At the open houses, Smith shows visitors the collection and talks about the defensive strategies these insects use for survival, such as camouflage, warning coloration, and mimicry of other species. "We love to teach about the importance of Lepidoptera in the environment, either to their habitat directly or possibly as an indicator of the health of their habitat. And, of course, they can be amazed at the beauty of these insects."
"We have specimens from all over the world, from every continent," Smith notes. "We are especially strong, of course, in North American material but also strong in Central and South America, and these areas represent much of our continuing growth. We have a great deal of material from Papua New Guinea, Australia, Indonesia, Malaysia, Taiwan, and other eastern Asian countries. We have a great amount of material from Africa, particularly Zambia and Democratic Republic of the Congo. We are especially strong with northern Mexico moths, much of which likely represents species still undescribed by taxonomists."
The biggest "Wow" in the Lepidoptera collection usually comes when visitors see the huge and brilliant metallic blue Morpho butterflies from tropical America. (See his video, "Mimicry in the Butterflies and Moths with Jeff Smith," on You Tube.)
Smith, a resident of Rocklin, received a 2015 “Friend of the College” award from the UC Davis College of Agricultural and Environmental Sciences for his volunteer work, including preparing specimens and organizing the collection. At the time he had spread the wings of more than 200,000 butterflies and moths, amounting to 33,000 hours of volunteer service.
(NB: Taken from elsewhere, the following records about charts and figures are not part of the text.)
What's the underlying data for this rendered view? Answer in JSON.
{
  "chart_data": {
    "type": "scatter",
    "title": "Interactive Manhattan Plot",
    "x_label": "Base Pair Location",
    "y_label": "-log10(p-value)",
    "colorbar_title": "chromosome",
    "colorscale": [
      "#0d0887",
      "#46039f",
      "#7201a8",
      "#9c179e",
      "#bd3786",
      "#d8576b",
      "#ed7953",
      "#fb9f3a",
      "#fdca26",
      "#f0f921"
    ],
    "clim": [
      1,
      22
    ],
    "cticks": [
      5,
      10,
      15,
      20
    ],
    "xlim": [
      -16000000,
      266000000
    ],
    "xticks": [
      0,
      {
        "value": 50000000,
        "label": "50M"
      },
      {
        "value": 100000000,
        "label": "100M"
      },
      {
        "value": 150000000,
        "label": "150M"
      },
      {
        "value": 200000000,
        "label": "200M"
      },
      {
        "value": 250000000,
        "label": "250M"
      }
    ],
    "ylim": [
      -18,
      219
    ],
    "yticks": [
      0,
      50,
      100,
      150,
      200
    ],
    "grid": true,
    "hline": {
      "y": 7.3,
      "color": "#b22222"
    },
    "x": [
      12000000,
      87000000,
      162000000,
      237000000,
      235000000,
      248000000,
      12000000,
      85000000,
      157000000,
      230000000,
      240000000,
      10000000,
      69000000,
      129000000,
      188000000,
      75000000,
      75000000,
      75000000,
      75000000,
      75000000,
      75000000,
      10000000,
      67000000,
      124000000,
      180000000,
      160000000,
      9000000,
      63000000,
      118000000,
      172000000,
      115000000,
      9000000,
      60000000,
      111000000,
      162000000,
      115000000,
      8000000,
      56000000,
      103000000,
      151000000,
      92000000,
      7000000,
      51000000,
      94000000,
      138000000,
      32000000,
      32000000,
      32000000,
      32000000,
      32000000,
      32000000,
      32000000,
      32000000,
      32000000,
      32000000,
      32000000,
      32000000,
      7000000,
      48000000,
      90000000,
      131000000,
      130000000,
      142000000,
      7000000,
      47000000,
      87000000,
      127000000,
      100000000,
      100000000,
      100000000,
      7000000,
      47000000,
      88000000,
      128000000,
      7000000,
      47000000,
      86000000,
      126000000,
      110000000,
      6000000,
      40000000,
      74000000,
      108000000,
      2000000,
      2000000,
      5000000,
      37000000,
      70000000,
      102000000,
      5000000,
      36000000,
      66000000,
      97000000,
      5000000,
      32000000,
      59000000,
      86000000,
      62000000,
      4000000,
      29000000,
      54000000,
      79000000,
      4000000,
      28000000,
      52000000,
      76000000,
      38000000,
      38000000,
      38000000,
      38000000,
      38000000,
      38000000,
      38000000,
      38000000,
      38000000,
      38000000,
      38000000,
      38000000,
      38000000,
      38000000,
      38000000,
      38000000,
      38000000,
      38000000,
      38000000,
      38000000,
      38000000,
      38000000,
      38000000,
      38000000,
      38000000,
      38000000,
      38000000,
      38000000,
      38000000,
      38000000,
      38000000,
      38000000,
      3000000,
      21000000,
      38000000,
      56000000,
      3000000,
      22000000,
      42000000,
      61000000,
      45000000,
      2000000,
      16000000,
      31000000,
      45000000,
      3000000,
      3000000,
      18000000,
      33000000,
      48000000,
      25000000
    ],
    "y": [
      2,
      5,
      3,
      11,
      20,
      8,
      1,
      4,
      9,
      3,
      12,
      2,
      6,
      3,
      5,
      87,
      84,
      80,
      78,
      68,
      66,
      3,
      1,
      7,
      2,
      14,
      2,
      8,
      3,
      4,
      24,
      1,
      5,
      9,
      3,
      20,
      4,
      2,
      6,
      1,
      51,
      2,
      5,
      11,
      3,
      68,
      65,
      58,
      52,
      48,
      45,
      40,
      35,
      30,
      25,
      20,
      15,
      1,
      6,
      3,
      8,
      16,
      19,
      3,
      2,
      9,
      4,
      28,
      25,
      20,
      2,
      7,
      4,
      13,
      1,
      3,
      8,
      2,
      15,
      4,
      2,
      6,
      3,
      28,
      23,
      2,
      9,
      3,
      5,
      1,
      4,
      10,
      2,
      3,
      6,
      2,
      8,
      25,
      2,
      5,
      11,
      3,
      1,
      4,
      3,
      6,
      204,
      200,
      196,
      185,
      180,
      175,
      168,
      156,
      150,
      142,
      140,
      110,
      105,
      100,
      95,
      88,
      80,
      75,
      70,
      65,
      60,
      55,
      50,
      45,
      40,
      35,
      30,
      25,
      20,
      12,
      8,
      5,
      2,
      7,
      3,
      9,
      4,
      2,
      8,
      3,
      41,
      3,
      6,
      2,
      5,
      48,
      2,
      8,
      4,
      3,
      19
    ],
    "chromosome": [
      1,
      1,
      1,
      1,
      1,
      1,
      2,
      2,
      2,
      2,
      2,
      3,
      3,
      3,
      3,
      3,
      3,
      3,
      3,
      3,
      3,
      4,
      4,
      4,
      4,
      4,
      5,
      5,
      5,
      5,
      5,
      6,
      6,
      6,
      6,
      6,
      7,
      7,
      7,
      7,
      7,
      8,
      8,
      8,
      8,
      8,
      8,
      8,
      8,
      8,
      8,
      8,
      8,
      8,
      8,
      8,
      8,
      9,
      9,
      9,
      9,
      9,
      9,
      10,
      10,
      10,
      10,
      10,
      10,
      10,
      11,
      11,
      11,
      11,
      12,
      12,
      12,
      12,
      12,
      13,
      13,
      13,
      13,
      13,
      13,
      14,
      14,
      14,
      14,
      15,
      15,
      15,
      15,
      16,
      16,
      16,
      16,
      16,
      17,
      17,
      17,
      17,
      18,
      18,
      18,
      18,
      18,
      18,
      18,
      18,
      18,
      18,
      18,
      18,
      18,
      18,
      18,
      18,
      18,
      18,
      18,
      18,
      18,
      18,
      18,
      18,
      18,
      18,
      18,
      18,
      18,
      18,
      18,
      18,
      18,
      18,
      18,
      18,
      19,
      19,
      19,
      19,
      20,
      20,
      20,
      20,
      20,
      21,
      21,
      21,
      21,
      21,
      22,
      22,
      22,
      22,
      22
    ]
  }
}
Science educator and entomologist Nazzy Pakpour, a UC Davis alumna who did research on mosquitoes (mozzies), will be at the event reading from her new book and signing copies of Please Don't Bite Me! Insects That Buzz, Bite and Sting. It is illustrated by Owen Davy. "All proceeds of book sales will go to the Bohart Museum, thanks to Nazzy's generosity," Yang said.
Pakpour, a Woodland resident who works in the field of field of sustainable biotech solutions, received her bachelor's degree in entomology from UC Davis and her doctorate in microbiology, virology, and parasitology from the University of Pennsylvania. As a UC Davis postdoctoral scholar in the lab of Shirley Luckhart, she was one of a collaborative team who worked on a malaria-proof mosquito that made Time Magazine's "50 Best Inventions of 2010." It was listed as No. 1 in Time Magazine's Health and Medicine category.
The insect petting zoo (Madagascar hissing cockroaches, stick insects and tarantulas) and arts and crafts activities will be in the hallway, said Tabatha Yang, the Bohart Museum's education and outreach coordinator. Free hot chocolate and cookies will be served.
The Bohart Museum, directed by UC Davis distinguished professor Lynn Kimsey, is the home of the seventh largest insect collection in North America, and the California Insect Survey, a storehouse of the insect biodiversity. Noted entomologist Richard M. Bohart (1913-2007) of UC Davis founded the museum in 1946.